Lesung aus der Autobiographie von Sigrid Undset, der 1882 in Kalundborg/Dänemark geborenen Literaturnobelpreis-Trägerin
2. Oktober 2024
Hotel Silber, Dorotheenstraße 10, Foyer
Lesung und Gespräch
In Stuttgart ist an dem Abend die „Lange Nacht der Demokratie“, in die die Lesung eingebettet wird. Der Verleger Alfred Klemm wird zum und über das Buch berichten. Die Sprecherin Jule Hölzgen liest Passagen daraus.

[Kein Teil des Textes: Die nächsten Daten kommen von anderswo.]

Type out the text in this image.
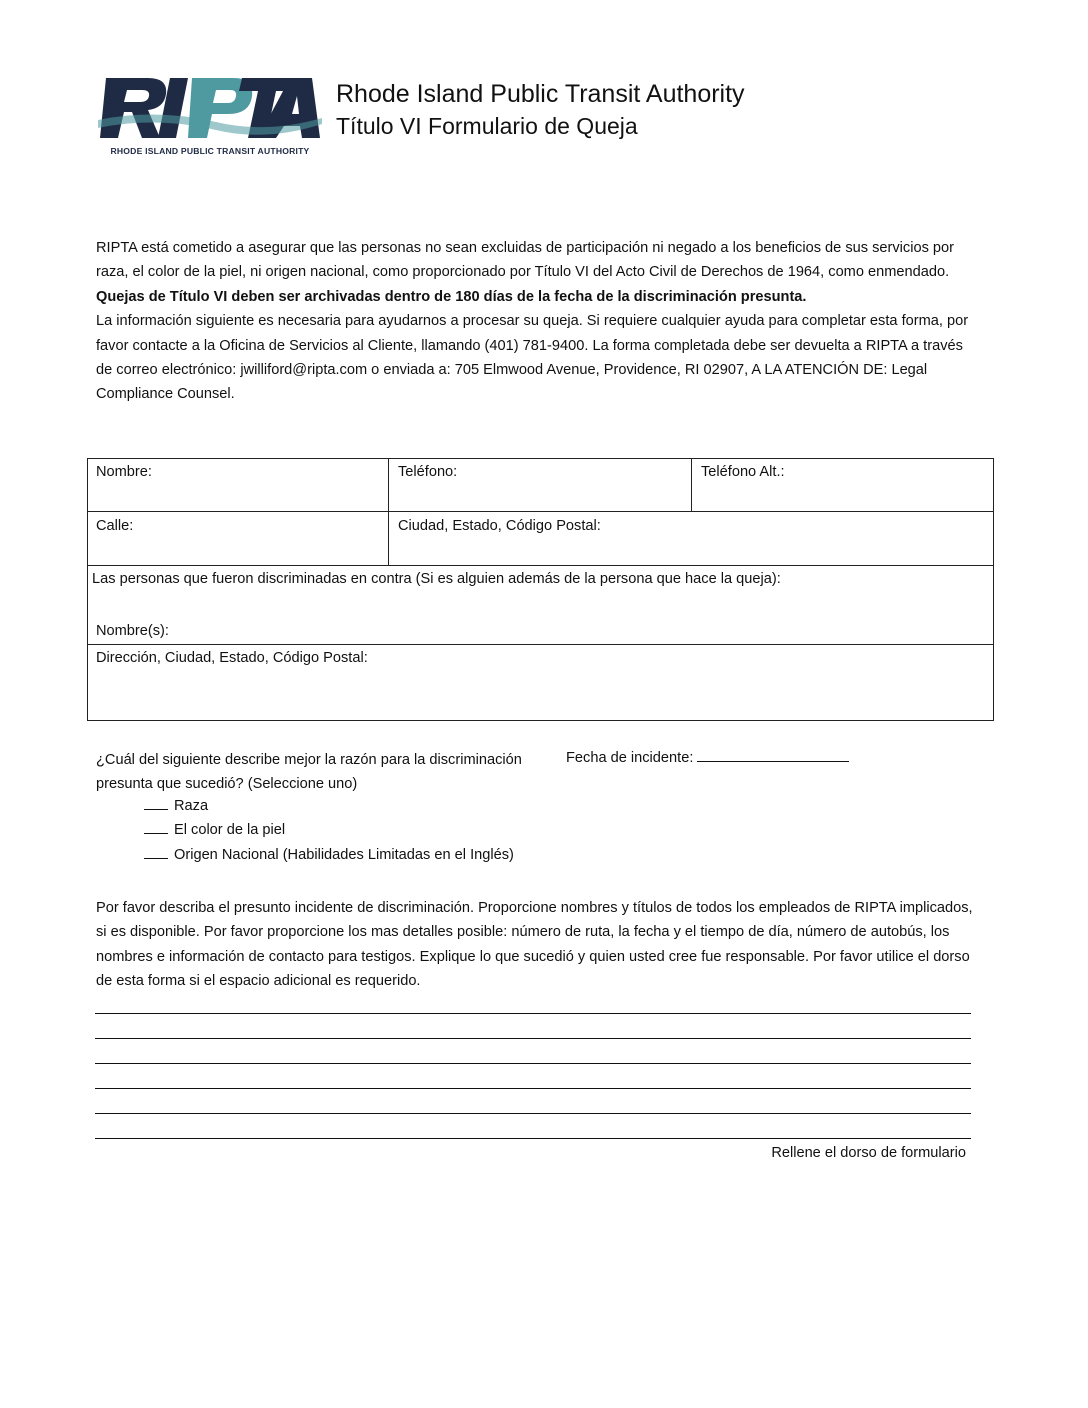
RHODE ISLAND PUBLIC TRANSIT AUTHORITY
Rhode Island Public Transit Authority
Título VI Formulario de Queja

RIPTA está cometido a asegurar que las personas no sean excluidas de participación ni negado a los beneficios de sus servicios por raza, el color de la piel, ni origen nacional, como proporcionado por Título VI del Acto Civil de Derechos de 1964, como enmendado. Quejas de Título VI deben ser archivadas dentro de 180 días de la fecha de la discriminación presunta.

La información siguiente es necesaria para ayudarnos a procesar su queja. Si requiere cualquier ayuda para completar esta forma, por favor contacte a la Oficina de Servicios al Cliente, llamando (401) 781-9400. La forma completada debe ser devuelta a RIPTA a través de correo electrónico: jwilliford@ripta.com o enviada a: 705 Elmwood Avenue, Providence, RI 02907, A LA ATENCIÓN DE: Legal Compliance Counsel.

Nombre:	Teléfono:	Teléfono Alt.:
Calle:	Ciudad, Estado, Código Postal:
Las personas que fueron discriminadas en contra (Si es alguien además de la persona que hace la queja):
Nombre(s):
Dirección, Ciudad, Estado, Código Postal:
¿Cuál del siguiente describe mejor la razón para la discriminación presunta que sucedió? (Seleccione uno)
Fecha de incidente:
Raza
El color de la piel
Origen Nacional (Habilidades Limitadas en el Inglés)

Por favor describa el presunto incidente de discriminación. Proporcione nombres y títulos de todos los empleados de RIPTA implicados, si es disponible. Por favor proporcione los mas detalles posible: número de ruta, la fecha y el tiempo de día, número de autobús, los nombres e información de contacto para testigos. Explique lo que sucedió y quien usted cree fue responsable. Por favor utilice el dorso de esta forma si el espacio adicional es requerido.

Rellene el dorso de formulario
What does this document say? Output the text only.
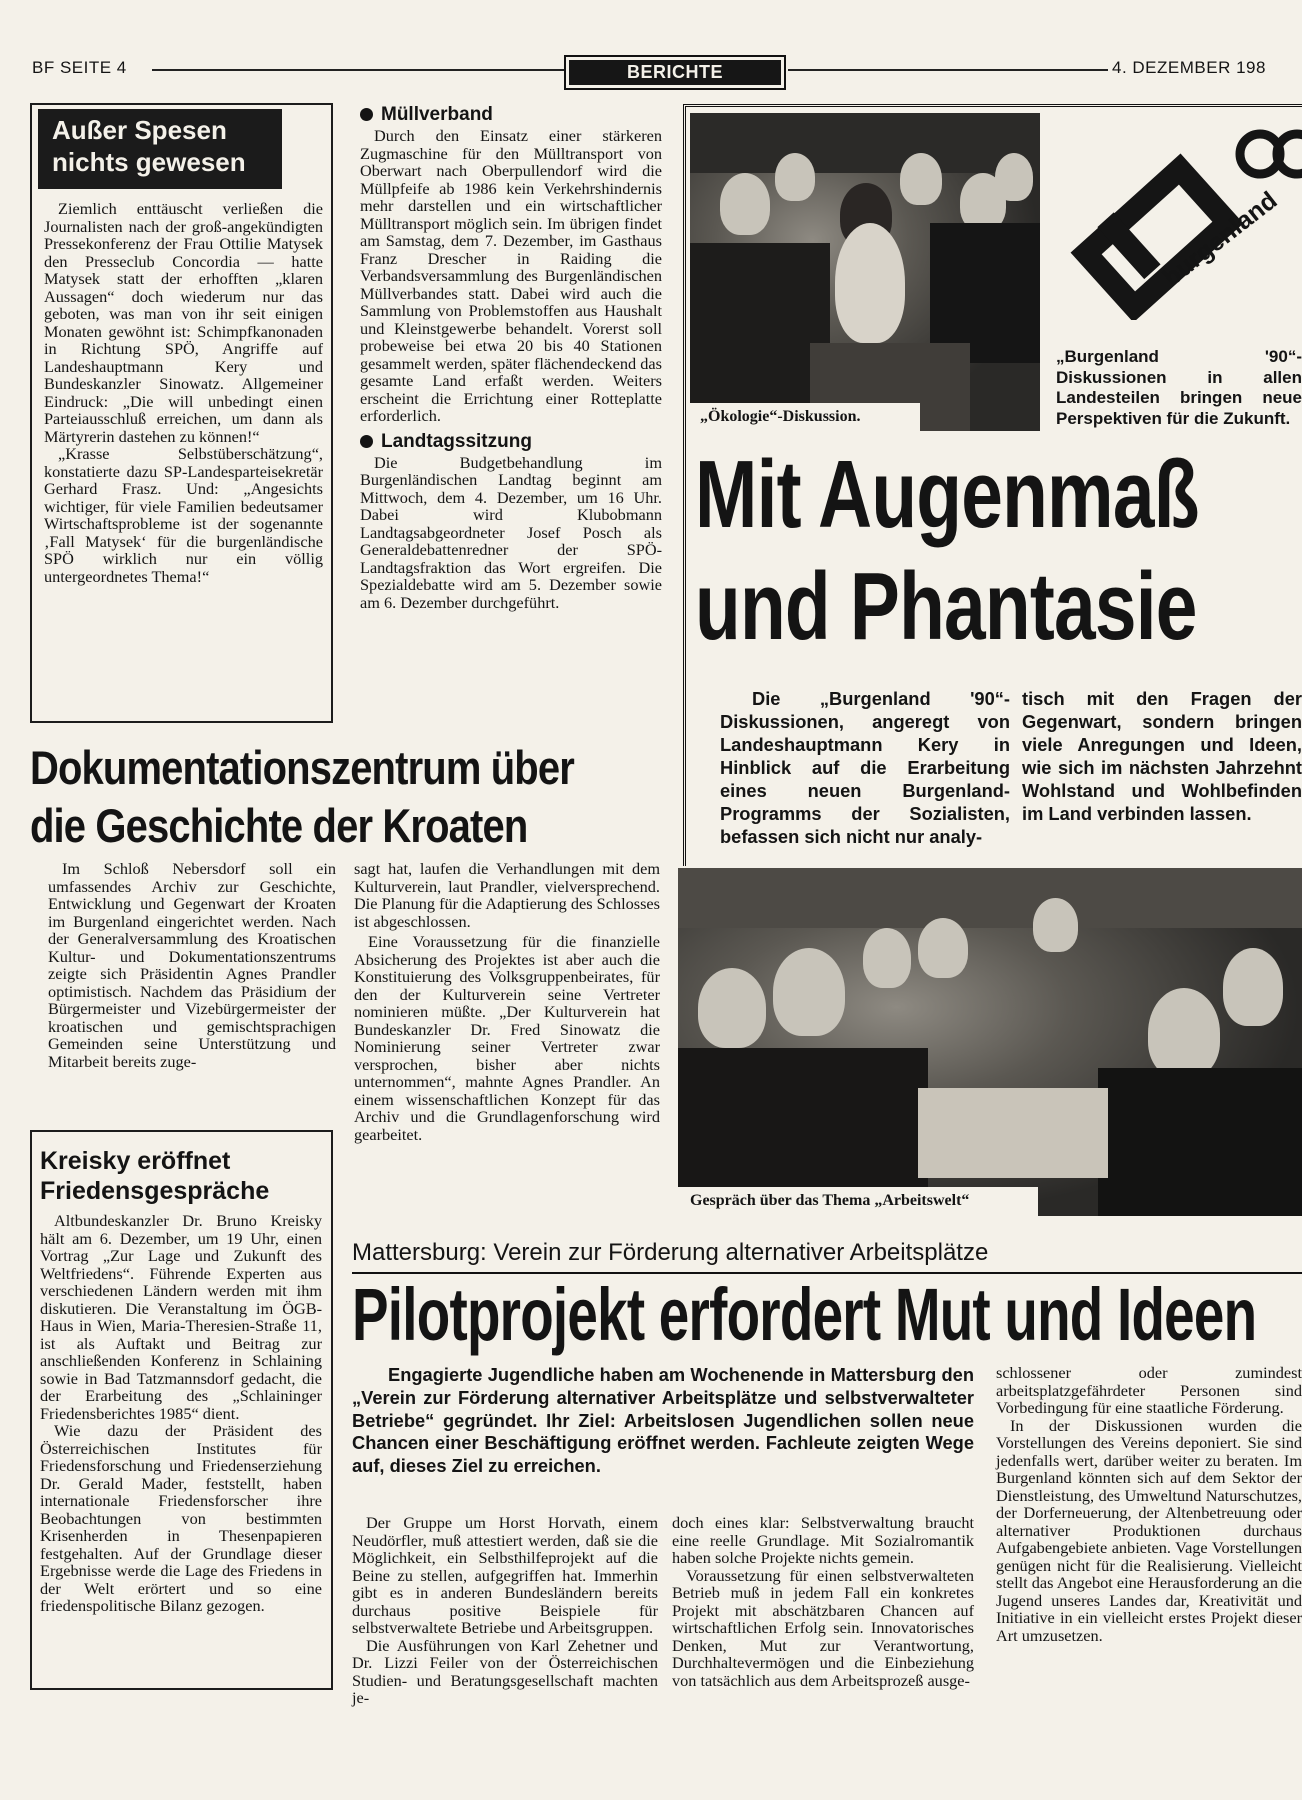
BF SEITE 4	BERICHTE	4. DEZEMBER 198
Außer Spesen
nichts gewesen

Ziemlich enttäuscht verließen die Journalisten nach der groß-angekündigten Pressekonferenz der Frau Ottilie Matysek den Presseclub Concordia — hatte Matysek statt der erhofften „klaren Aussagen“ doch wiederum nur das geboten, was man von ihr seit einigen Monaten gewöhnt ist: Schimpfkanonaden in Richtung SPÖ, Angriffe auf Landeshauptmann Kery und Bundeskanzler Sinowatz. Allgemeiner Eindruck: „Die will unbedingt einen Parteiausschluß erreichen, um dann als Märtyrerin dastehen zu können!“

„Krasse Selbstüberschätzung“, konstatierte dazu SP-Landesparteisekretär Gerhard Frasz. Und: „Angesichts wichtiger, für viele Familien bedeutsamer Wirtschaftsprobleme ist der sogenannte ‚Fall Matysek‘ für die burgenländische SPÖ wirklich nur ein völlig untergeordnetes Thema!“

Müllverband

Durch den Einsatz einer stärkeren Zugmaschine für den Mülltransport von Oberwart nach Oberpullendorf wird die Müllpfeife ab 1986 kein Verkehrshindernis mehr darstellen und ein wirtschaftlicher Mülltransport möglich sein. Im übrigen findet am Samstag, dem 7. Dezember, im Gasthaus Franz Drescher in Raiding die Verbandsversammlung des Burgenländischen Müllverbandes statt. Dabei wird auch die Sammlung von Problemstoffen aus Haushalt und Kleinstgewerbe behandelt. Vorerst soll probeweise bei etwa 20 bis 40 Stationen gesammelt werden, später flächendeckend das gesamte Land erfaßt werden. Weiters erscheint die Errichtung einer Rotteplatte erforderlich.

Landtagssitzung

Die Budgetbehandlung im Burgenländischen Landtag beginnt am Mittwoch, dem 4. Dezember, um 16 Uhr. Dabei wird Klubobmann Landtagsabgeordneter Josef Posch als Generaldebattenredner der SPÖ-Landtagsfraktion das Wort ergreifen. Die Spezialdebatte wird am 5. Dezember sowie am 6. Dezember durchgeführt.

„Ökologie“-Diskussion.
burgenland
„Burgenland '90“-Diskussionen in allen Landesteilen bringen neue Perspektiven für die Zukunft.
Mit Augenmaß
und Phantasie
Die „Burgenland '90“-Diskussionen, angeregt von Landeshauptmann Kery in Hinblick auf die Erarbeitung eines neuen Burgenland-Programms der Sozialisten, befassen sich nicht nur analy-
tisch mit den Fragen der Gegenwart, sondern bringen viele Anregungen und Ideen, wie sich im nächsten Jahrzehnt Wohlstand und Wohlbefinden im Land verbinden lassen.
Dokumentationszentrum über
die Geschichte der Kroaten

Im Schloß Nebersdorf soll ein umfassendes Archiv zur Geschichte, Entwicklung und Gegenwart der Kroaten im Burgenland eingerichtet werden. Nach der Generalversammlung des Kroatischen Kultur- und Dokumentationszentrums zeigte sich Präsidentin Agnes Prandler optimistisch. Nachdem das Präsidium der Bürgermeister und Vizebürgermeister der kroatischen und gemischtsprachigen Gemeinden seine Unterstützung und Mitarbeit bereits zuge-

sagt hat, laufen die Verhandlungen mit dem Kulturverein, laut Prandler, vielversprechend. Die Planung für die Adaptierung des Schlosses ist abgeschlossen.

Eine Voraussetzung für die finanzielle Absicherung des Projektes ist aber auch die Konstituierung des Volksgruppenbeirates, für den der Kulturverein seine Vertreter nominieren müßte. „Der Kulturverein hat Bundeskanzler Dr. Fred Sinowatz die Nominierung seiner Vertreter zwar versprochen, bisher aber nichts unternommen“, mahnte Agnes Prandler. An einem wissenschaftlichen Konzept für das Archiv und die Grundlagenforschung wird gearbeitet.

Gespräch über das Thema „Arbeitswelt“
Kreisky eröffnet
Friedensgespräche

Altbundeskanzler Dr. Bruno Kreisky hält am 6. Dezember, um 19 Uhr, einen Vortrag „Zur Lage und Zukunft des Weltfriedens“. Führende Experten aus verschiedenen Ländern werden mit ihm diskutieren. Die Veranstaltung im ÖGB-Haus in Wien, Maria-Theresien-Straße 11, ist als Auftakt und Beitrag zur anschließenden Konferenz in Schlaining sowie in Bad Tatzmannsdorf gedacht, die der Erarbeitung des „Schlaininger Friedensberichtes 1985“ dient.

Wie dazu der Präsident des Österreichischen Institutes für Friedensforschung und Friedenserziehung Dr. Gerald Mader, feststellt, haben internationale Friedensforscher ihre Beobachtungen von bestimmten Krisenherden in Thesenpapieren festgehalten. Auf der Grundlage dieser Ergebnisse werde die Lage des Friedens in der Welt erörtert und so eine friedenspolitische Bilanz gezogen.

Mattersburg: Verein zur Förderung alternativer Arbeitsplätze
Pilotprojekt erfordert Mut und Ideen

Engagierte Jugendliche haben am Wochenende in Mattersburg den „Verein zur Förderung alternativer Arbeitsplätze und selbstverwalteter Betriebe“ gegründet. Ihr Ziel: Arbeitslosen Jugendlichen sollen neue Chancen einer Beschäftigung eröffnet werden. Fachleute zeigten Wege auf, dieses Ziel zu erreichen.

Der Gruppe um Horst Horvath, einem Neudörfler, muß attestiert werden, daß sie die Möglichkeit, ein Selbsthilfeprojekt auf die Beine zu stellen, aufgegriffen hat. Immerhin gibt es in anderen Bundesländern bereits durchaus positive Beispiele für selbstverwaltete Betriebe und Arbeitsgruppen.

Die Ausführungen von Karl Zehetner und Dr. Lizzi Feiler von der Österreichischen Studien- und Beratungsgesellschaft machten je-

doch eines klar: Selbstverwaltung braucht eine reelle Grundlage. Mit Sozialromantik haben solche Projekte nichts gemein.

Voraussetzung für einen selbstverwalteten Betrieb muß in jedem Fall ein konkretes Projekt mit abschätzbaren Chancen auf wirtschaftlichen Erfolg sein. Innovatorisches Denken, Mut zur Verantwortung, Durchhaltevermögen und die Einbeziehung von tatsächlich aus dem Arbeitsprozeß ausge-

schlossener oder zumindest arbeitsplatzgefährdeter Personen sind Vorbedingung für eine staatliche Förderung.

In der Diskussionen wurden die Vorstellungen des Vereins deponiert. Sie sind jedenfalls wert, darüber weiter zu beraten. Im Burgenland könnten sich auf dem Sektor der Dienstleistung, des Umweltund Naturschutzes, der Dorferneuerung, der Altenbetreuung oder alternativer Produktionen durchaus Aufgabengebiete anbieten. Vage Vorstellungen genügen nicht für die Realisierung. Vielleicht stellt das Angebot eine Herausforderung an die Jugend unseres Landes dar, Kreativität und Initiative in ein vielleicht erstes Projekt dieser Art umzusetzen.
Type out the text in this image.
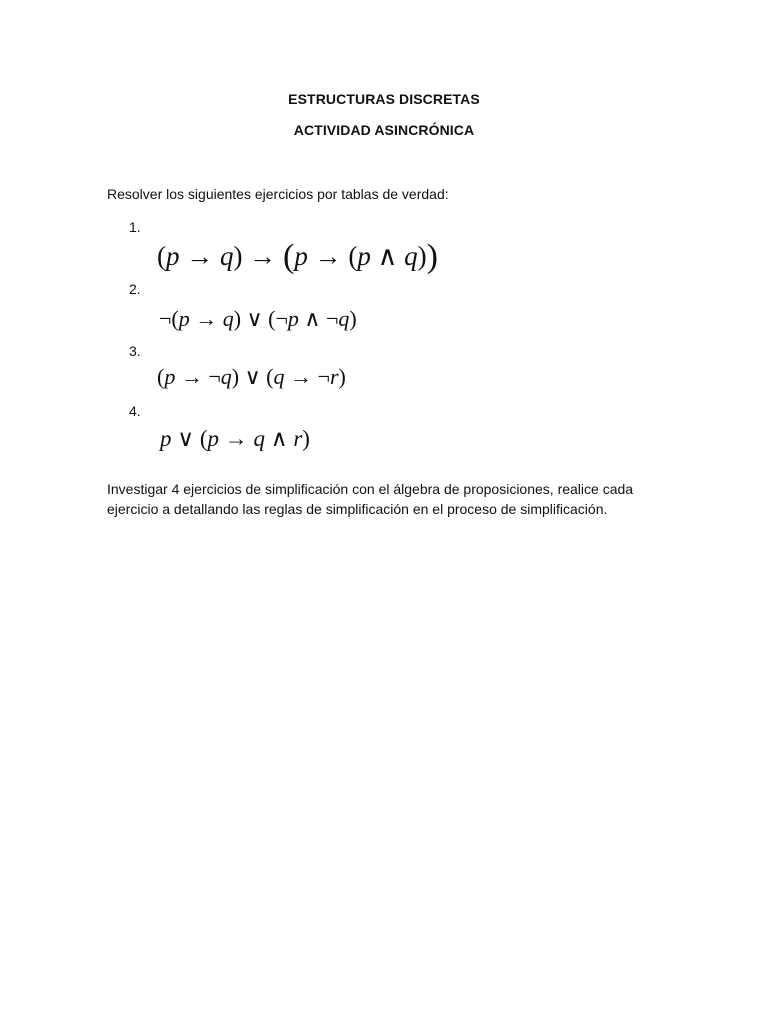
ESTRUCTURAS DISCRETAS
ACTIVIDAD ASINCRÓNICA
Resolver los siguientes ejercicios por tablas de verdad:
1.
(p → q) → (p → (p ∧ q))
2.
¬(p → q) ∨ (¬p ∧ ¬q)
3.
(p → ¬q) ∨ (q → ¬r)
4.
p ∨ (p → q ∧ r)
Investigar 4 ejercicios de simplificación con el álgebra de proposiciones, realice cada
ejercicio a detallando las reglas de simplificación en el proceso de simplificación.
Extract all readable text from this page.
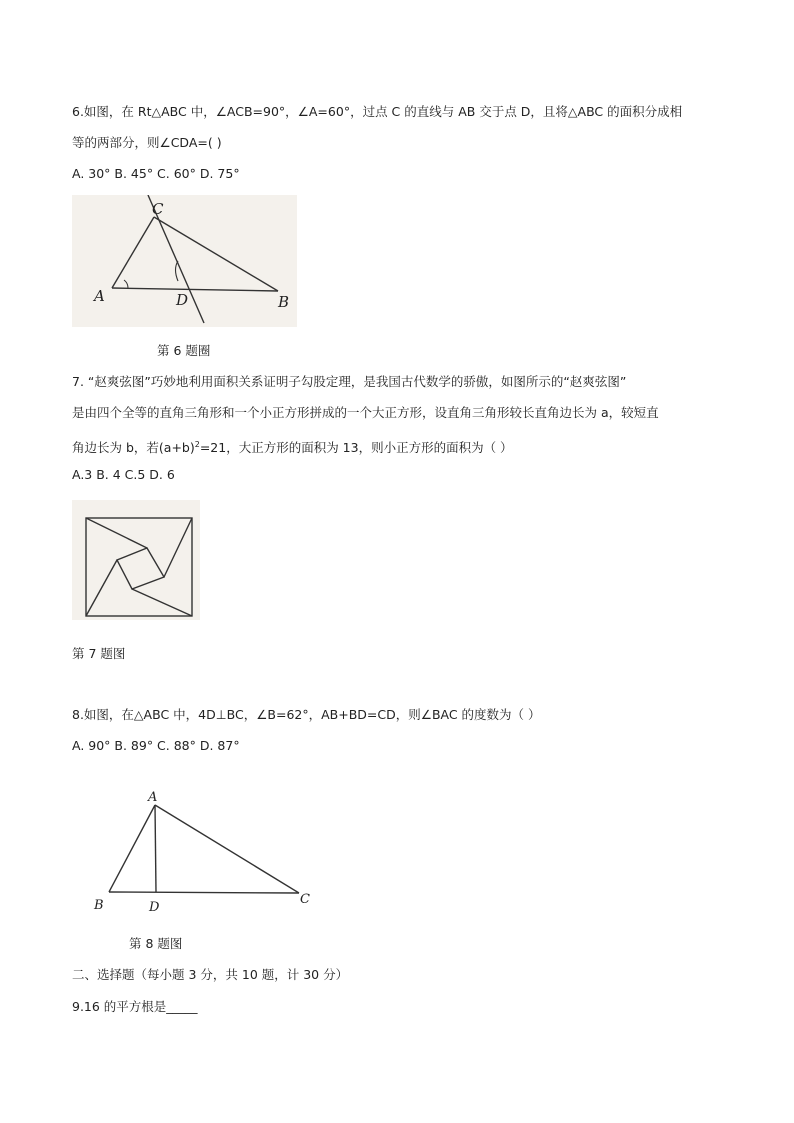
6.如图，在 Rt△ABC 中，∠ACB=90°，∠A=60°，过点 C 的直线与 AB 交于点 D，且将△ABC 的面积分成相
等的两部分，则∠CDA=( )
A. 30° B. 45° C. 60° D. 75°
C
A	D	B
第 6 题圈
7. “赵爽弦图”巧妙地利用面积关系证明子勾股定理，是我国古代数学的骄傲，如图所示的“赵爽弦图”
是由四个全等的直角三角形和一个小正方形拼成的一个大正方形，设直角三角形较长直角边长为 a，较短直
角边长为 b，若$(a+b)^2=21$，大正方形的面积为 13，则小正方形的面积为（ ）
A.3 B. 4 C.5 D. 6
第 7 题图
8.如图，在△ABC 中，4D⊥BC，∠B=62°，AB+BD=CD，则∠BAC 的度数为（ ）
A. 90° B. 89° C. 88° D. 87°
A
B	D
C
第 8 题图
二、选择题（每小题 3 分，共 10 题，计 30 分）
9.16 的平方根是_____
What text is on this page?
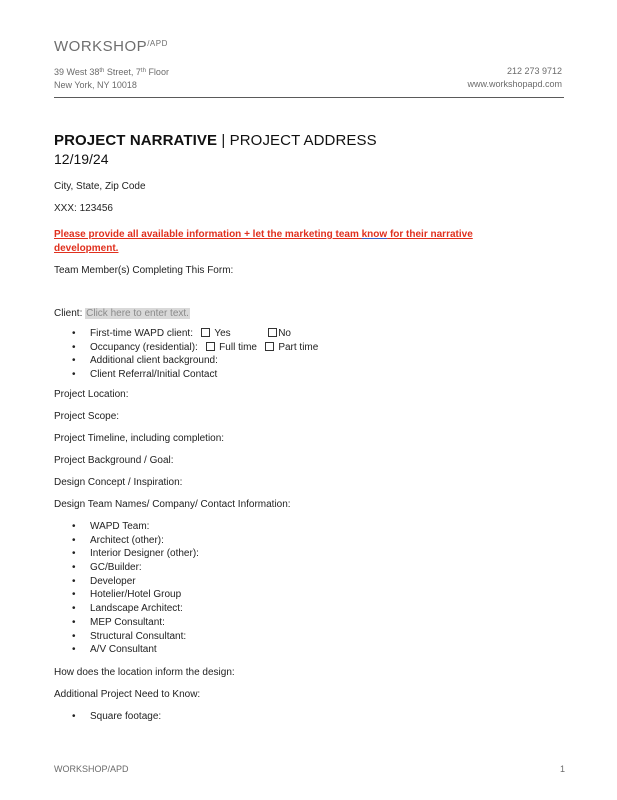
$WORKSHOP^{/APD}$
39 West 38th Street, 7th Floor
New York, NY 10018
212 273 9712
www.workshopapd.com
PROJECT NARRATIVE | PROJECT ADDRESS
12/19/24
City, State, Zip Code
XXX: 123456
Please provide all available information + let the marketing team know for their narrative development.
Team Member(s) Completing This Form:
Client: Click here to enter text.
• First-time WAPD client: Yes	No
• Occupancy (residential): Full time Part time
• Additional client background:
• Client Referral/Initial Contact
Project Location:
Project Scope:
Project Timeline, including completion:
Project Background / Goal:
Design Concept / Inspiration:
Design Team Names/ Company/ Contact Information:
• WAPD Team:
• Architect (other):
• Interior Designer (other):
• GC/Builder:
• Developer
• Hotelier/Hotel Group
• Landscape Architect:
• MEP Consultant:
• Structural Consultant:
• A/V Consultant
How does the location inform the design:
Additional Project Need to Know:
• Square footage:
WORKSHOP/APD	1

Veranstalter*innen: Initiative Lern- und Gedenkort Hotel Silber in Zusammenarbeit mit dem Kröner Verlag
Der Vorabend des 8. April 1940, dem Tag der deutschen Invasion in Norwegen. Die norwegische Armee hält noch einige Wochen durch, aber als die Regierung sich nach London absetzt und das Land sich selbst überlässt, ist Sigrid Undset klar, dass sie weg muss. In überfüllten Zügen, zu Fuß, auf Skiern durchs verschneite Gebirge, über Schleichwege gelangt sie über die Grenze nach Schweden, wo sie für den Moment in Sicherheit ist. In Stockholm möchte sie gern aktiv werden, darf aber nicht, wegen Hans, ihrem Sohn, der noch in Norwegen ist; die Nazis nehmen gern Geiseln und zwingen die Angehörigen so zur Kooperation. Und Schweden ist zwar neutral, aber die führenden Kreise sind überaus Deutschen-freundlich. Nächste Station ist Moskau, ein Kulturschock, imposante, aus ihrer Sicht zu protzige Fassaden und gewaltige Neubauten, daneben Verfall, Bettler, Schmutz. Und viele Menschen, zu denen sie als Nobelpreisträgerin und Vorsitzende des Schriftstellerverbandes Kontakt hatte, sind verschwunden und ihr wird bedeutet, deren Namen lieber nicht zu erwähnen. Viel Lauferei, dann geht es mit der Transsibirischen Eisenbahn nach Wladiwostok. Von dort mit dem Dampfer nach Japan: alles sauber, fließendes Wasser, gutes Essen, eine uralte Kultur, aber die Rolle der Frauen in dieser Kultur verstört … Schließlich: das Schiff, das sie in die USA bringen wird, in ein Land, das noch eine Zukunft hat. Gibt es etwas im deutschen Wesen, das es für Diktaturen empfänglich macht? Diese Frage treibt Undset um, deren ältester Sohn Anders im Krieg gegen Deutschland gefallen ist.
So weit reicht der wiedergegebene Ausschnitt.